Safety is normally seen as breached when an accident happens. The occasion of a breach of hygiene is rarely observed. An employer must consider both and rank them of equal importance. Workers must be informed of the possible consequences of a breach of hygiene. They must be advised of the reasons why they should immediately discard overalls splashed with a toxic substance and, if necessary, wash themselves. The use of good quality posters or signs should be considered to assist in training and instructing the workers in this regard. Signs are indispensable as warnings. Restricted areas will often be required, whether because of noise, fragile roof or some other reason. Restrictions are useless if the proper signs are not to hand to warn approaching workers of the danger. Some tasks may need written permits before a worker is allowed to undertake them. The advantage of a system like this is that the training and instruction of the worker will presumably be assured before he engages in the task. In addition, the formality will assist communication of the commencement of the task to management so that other activities will not be undertaken which might endanger the worker in a vulnerable position.
The continued competence of a worker should not be assumed. If he or she has suffered illness or injury or is on medication this should be taken into account in deciding whether they should do a particular task or continue at their ordinary work. Not all workers will understand a particular instruction equally well and some will require personal communication of warnings and instructions.
Workers should be asked to report any defects seen by them in machinery or equipment. This instruction must be supported by a system of repair of any defect reported or replacement of the machine or equipment. There should be a regular review of the entire workplace, keeping in mind especially any new element which might have been introduced since the last review, such as a new worker, material, substance or machine. Intangibles such as time or placing of objects may be just as important or relevant.
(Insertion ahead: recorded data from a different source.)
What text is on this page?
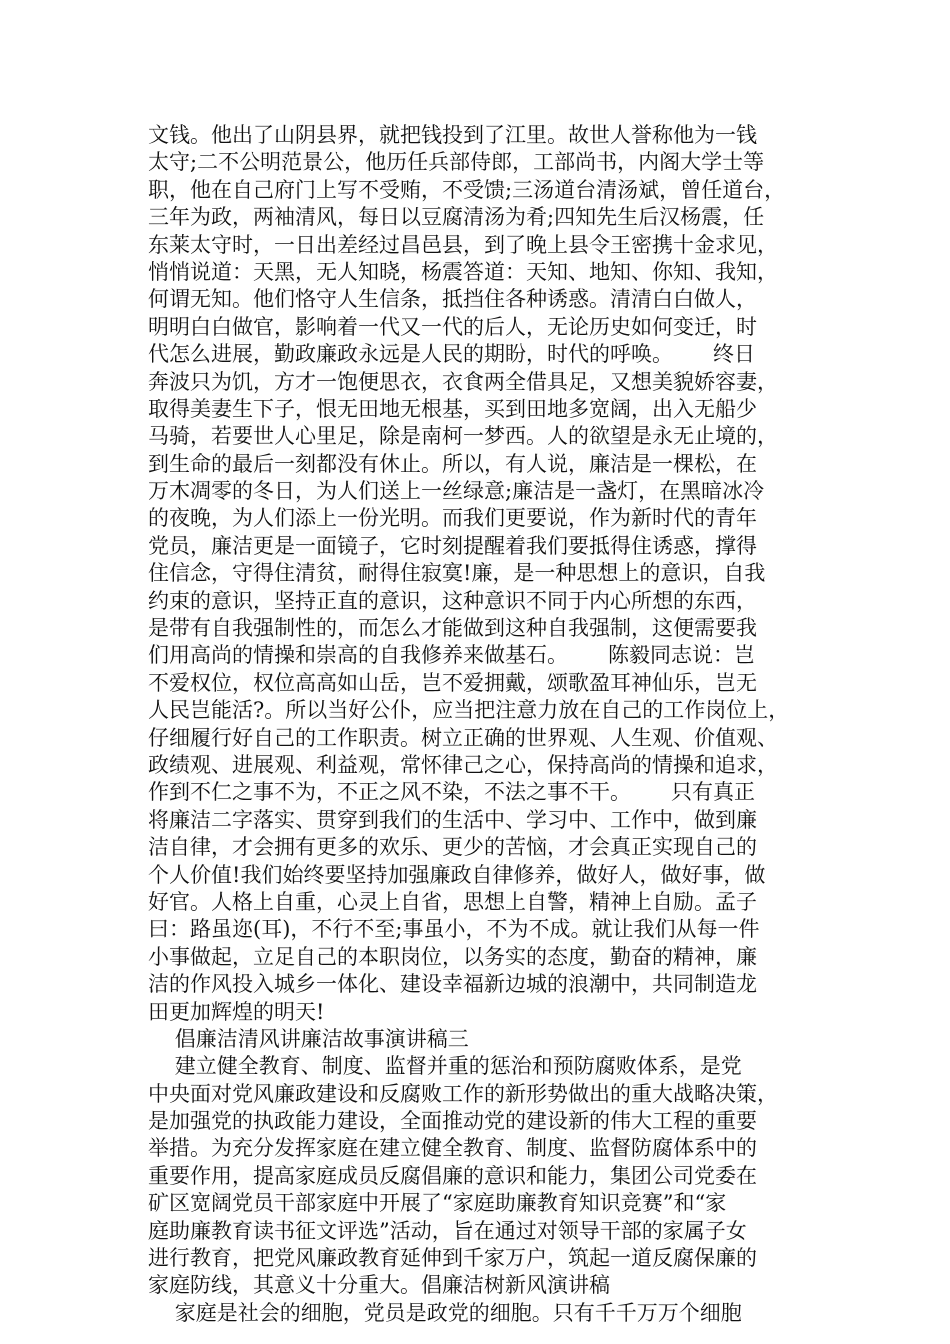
文钱。他出了山阴县界，就把钱投到了江里。故世人誉称他为一钱
太守;二不公明范景公，他历任兵部侍郎，工部尚书，内阁大学士等
职，他在自己府门上写不受贿，不受馈;三汤道台清汤斌，曾任道台，
三年为政，两袖清风，每日以豆腐清汤为肴;四知先生后汉杨震，任
东莱太守时，一日出差经过昌邑县，到了晚上县令王密携十金求见，
悄悄说道：天黑，无人知晓，杨震答道：天知、地知、你知、我知，
何谓无知。他们恪守人生信条，抵挡住各种诱惑。清清白白做人，
明明白白做官，影响着一代又一代的后人，无论历史如何变迁，时
代怎么进展，勤政廉政永远是人民的期盼，时代的呼唤。      终日
奔波只为饥，方才一饱便思衣，衣食两全借具足，又想美貌娇容妻，
取得美妻生下子，恨无田地无根基，买到田地多宽阔，出入无船少
马骑，若要世人心里足，除是南柯一梦西。人的欲望是永无止境的，
到生命的最后一刻都没有休止。所以，有人说，廉洁是一棵松，在
万木凋零的冬日，为人们送上一丝绿意;廉洁是一盏灯，在黑暗冰冷
的夜晚，为人们添上一份光明。而我们更要说，作为新时代的青年
党员，廉洁更是一面镜子，它时刻提醒着我们要抵得住诱惑，撑得
住信念，守得住清贫，耐得住寂寞!廉，是一种思想上的意识，自我
约束的意识，坚持正直的意识，这种意识不同于内心所想的东西，
是带有自我强制性的，而怎么才能做到这种自我强制，这便需要我
们用高尚的情操和崇高的自我修养来做基石。      陈毅同志说：岂
不爱权位，权位高高如山岳，岂不爱拥戴，颂歌盈耳神仙乐，岂无
人民岂能活?。所以当好公仆，应当把注意力放在自己的工作岗位上，
仔细履行好自己的工作职责。树立正确的世界观、人生观、价值观、
政绩观、进展观、利益观，常怀律己之心，保持高尚的情操和追求，
作到不仁之事不为，不正之风不染，不法之事不干。      只有真正
将廉洁二字落实、贯穿到我们的生活中、学习中、工作中，做到廉
洁自律，才会拥有更多的欢乐、更少的苦恼，才会真正实现自己的
个人价值!我们始终要坚持加强廉政自律修养，做好人，做好事，做
好官。人格上自重，心灵上自省，思想上自警，精神上自励。孟子
曰：路虽迩(耳)，不行不至;事虽小，不为不成。就让我们从每一件
小事做起，立足自己的本职岗位，以务实的态度，勤奋的精神，廉
洁的作风投入城乡一体化、建设幸福新边城的浪潮中，共同制造龙
田更加辉煌的明天!
倡廉洁清风讲廉洁故事演讲稿三
建立健全教育、制度、监督并重的惩治和预防腐败体系，是党
中央面对党风廉政建设和反腐败工作的新形势做出的重大战略决策，
是加强党的执政能力建设，全面推动党的建设新的伟大工程的重要
举措。为充分发挥家庭在建立健全教育、制度、监督防腐体系中的
重要作用，提高家庭成员反腐倡廉的意识和能力，集团公司党委在
矿区宽阔党员干部家庭中开展了“家庭助廉教育知识竞赛”和“家
庭助廉教育读书征文评选”活动，旨在通过对领导干部的家属子女
进行教育，把党风廉政教育延伸到千家万户，筑起一道反腐保廉的
家庭防线，其意义十分重大。倡廉洁树新风演讲稿
家庭是社会的细胞，党员是政党的细胞。只有千千万万个细胞
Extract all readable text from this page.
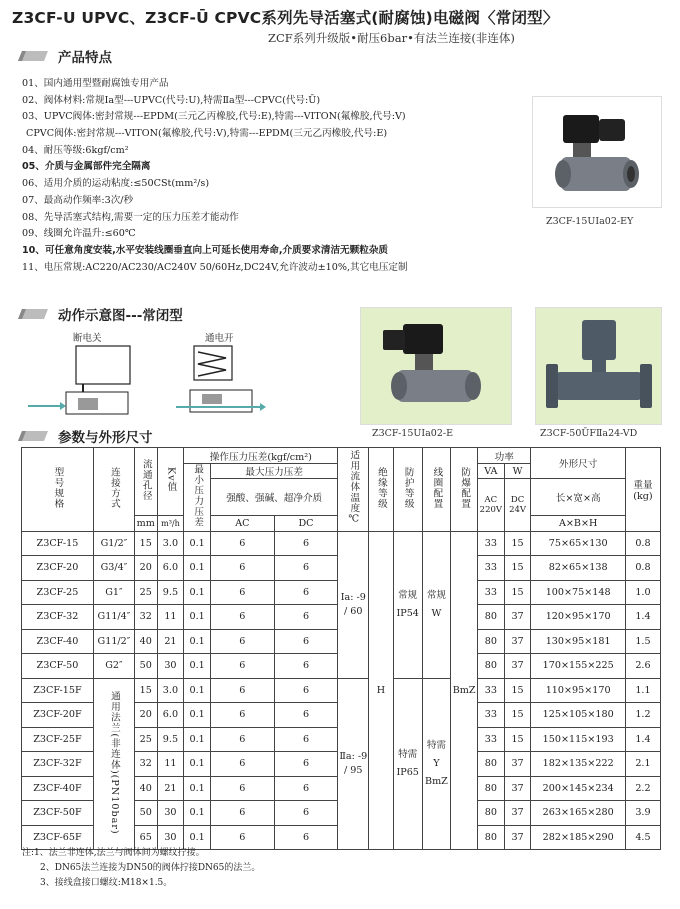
Z3CF-U UPVC、Z3CF-Ū CPVC系列先导活塞式(耐腐蚀)电磁阀〈常闭型〉
ZCF系列升级版•耐压6bar•有法兰连接(非连体)
产品特点
01、国内通用型暨耐腐蚀专用产品
02、阀体材料:常规Ia型---UPVC(代号:U),特需Ⅱa型---CPVC(代号:Ū)
03、UPVC阀体:密封常规---EPDM(三元乙丙橡胶,代号:E),特需---VITON(氟橡胶,代号:V)
CPVC阀体:密封常规---VITON(氟橡胶,代号:V),特需---EPDM(三元乙丙橡胶,代号:E)
04、耐压等级:6kgf/cm²
05、介质与金属部件完全隔离
06、适用介质的运动粘度:≤50CSt(mm²/s)
07、最高动作频率:3次/秒
08、先导活塞式结构,需要一定的压力压差才能动作
09、线圈允许温升:≤60℃
10、可任意角度安装,水平安装线圈垂直向上可延长使用寿命,介质要求清洁无颗粒杂质
11、电压常规:AC220/AC230/AC240V 50/60Hz,DC24V,允许波动±10%,其它电压定制
Z3CF-15UIa02-EY
动作示意图---常闭型
断电关	通电开
Z3CF-15UIa02-E	Z3CF-50ŪFⅡa24-VD
参数与外形尺寸
型号规格	连接方式	流通孔径	Kv值	操作压力压差(kgf/cm²)			适用流体温度℃	绝缘等级	防护等级	线圈配置	防爆配置	功率		外形尺寸	重量(kg)
				最小压力压差	最大压力压差							VA	W		
					强酸、强碱、超净介质							AC 220V	DC 24V	长×宽×高	
		mm	m³/h		AC	DC								A×B×H	
Z3CF-15	G1/2″	15	3.0	0.1	6	6	Ⅰa: -9 / 60	H	常规 IP54	常规 W	BmZ	33	15	75×65×130	0.8
Z3CF-20	G3/4″	20	6.0	0.1	6	6						33	15	82×65×138	0.8
Z3CF-25	G1″	25	9.5	0.1	6	6						33	15	100×75×148	1.0
Z3CF-32	G11/4″	32	11	0.1	6	6						80	37	120×95×170	1.4
Z3CF-40	G11/2″	40	21	0.1	6	6						80	37	130×95×181	1.5
Z3CF-50	G2″	50	30	0.1	6	6						80	37	170×155×225	2.6
Z3CF-15F	通用法兰(非连体)(PN10bar)	15	3.0	0.1	6	6	Ⅱa: -9 / 95		特需 IP65	特需 Y BmZ		33	15	110×95×170	1.1
Z3CF-20F		20	6.0	0.1	6	6						33	15	125×105×180	1.2
Z3CF-25F		25	9.5	0.1	6	6						33	15	150×115×193	1.4
Z3CF-32F		32	11	0.1	6	6						80	37	182×135×222	2.1
Z3CF-40F		40	21	0.1	6	6						80	37	200×145×234	2.2
Z3CF-50F		50	30	0.1	6	6						80	37	263×165×280	3.9
Z3CF-65F		65	30	0.1	6	6						80	37	282×185×290	4.5
注:1、法兰非连体,法兰与阀体间为螺纹拧接。
2、DN65法兰连接为DN50的阀体拧接DN65的法兰。
3、接线盒接口螺纹:M18×1.5。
A safe system of work should start with the question of control and responsibility. One person should have sole authority and responsibility for any particular job. The method of doing the job should be considered every time it is undertaken. If there is an established safe way of doing the job it should be adopted and continued until a better method becomes known. This will require a literature search for relevant material such as Codes of Practice etc. The literature will require monitoring for changes and development. A safe method, once ascertained will require that the workforce is informed of the details of the method and instructed to follow the required procedures to implement that method. If protective clothing or equipment is required its use and limitations must also be communicated to the workers. The suitability or fitness of the machines for the task, no more than the workers, cannot be assumed; it must be assessed. In the event of a mistake on the part of the employer in making these judgements and decisions, what will be the consequences? Will the safe system of work be swept away? The employer must anticipate error and devise back-up procedures and systems. Mistakes can easily arise due to delay in completion of a task requiring that it be left to be completed later, contrary to expectations. The employer must make arrangements so that it can be so left and safely finished at another time.
The employer is obliged to prepare a Safety Statement showing the assessment of the risks of the employment and the steps taken to prevent accidents.
Under the SHWWA 2005 management must assess the workplace for hazards. Evidence that that assessment was made may need to be produced in a court at some stage. If a safety statement is honestly completed it will be corroborative evidence that the management addressed it’s mind to the problem. It will be ignorant no longer. However, it must then act, and act competently.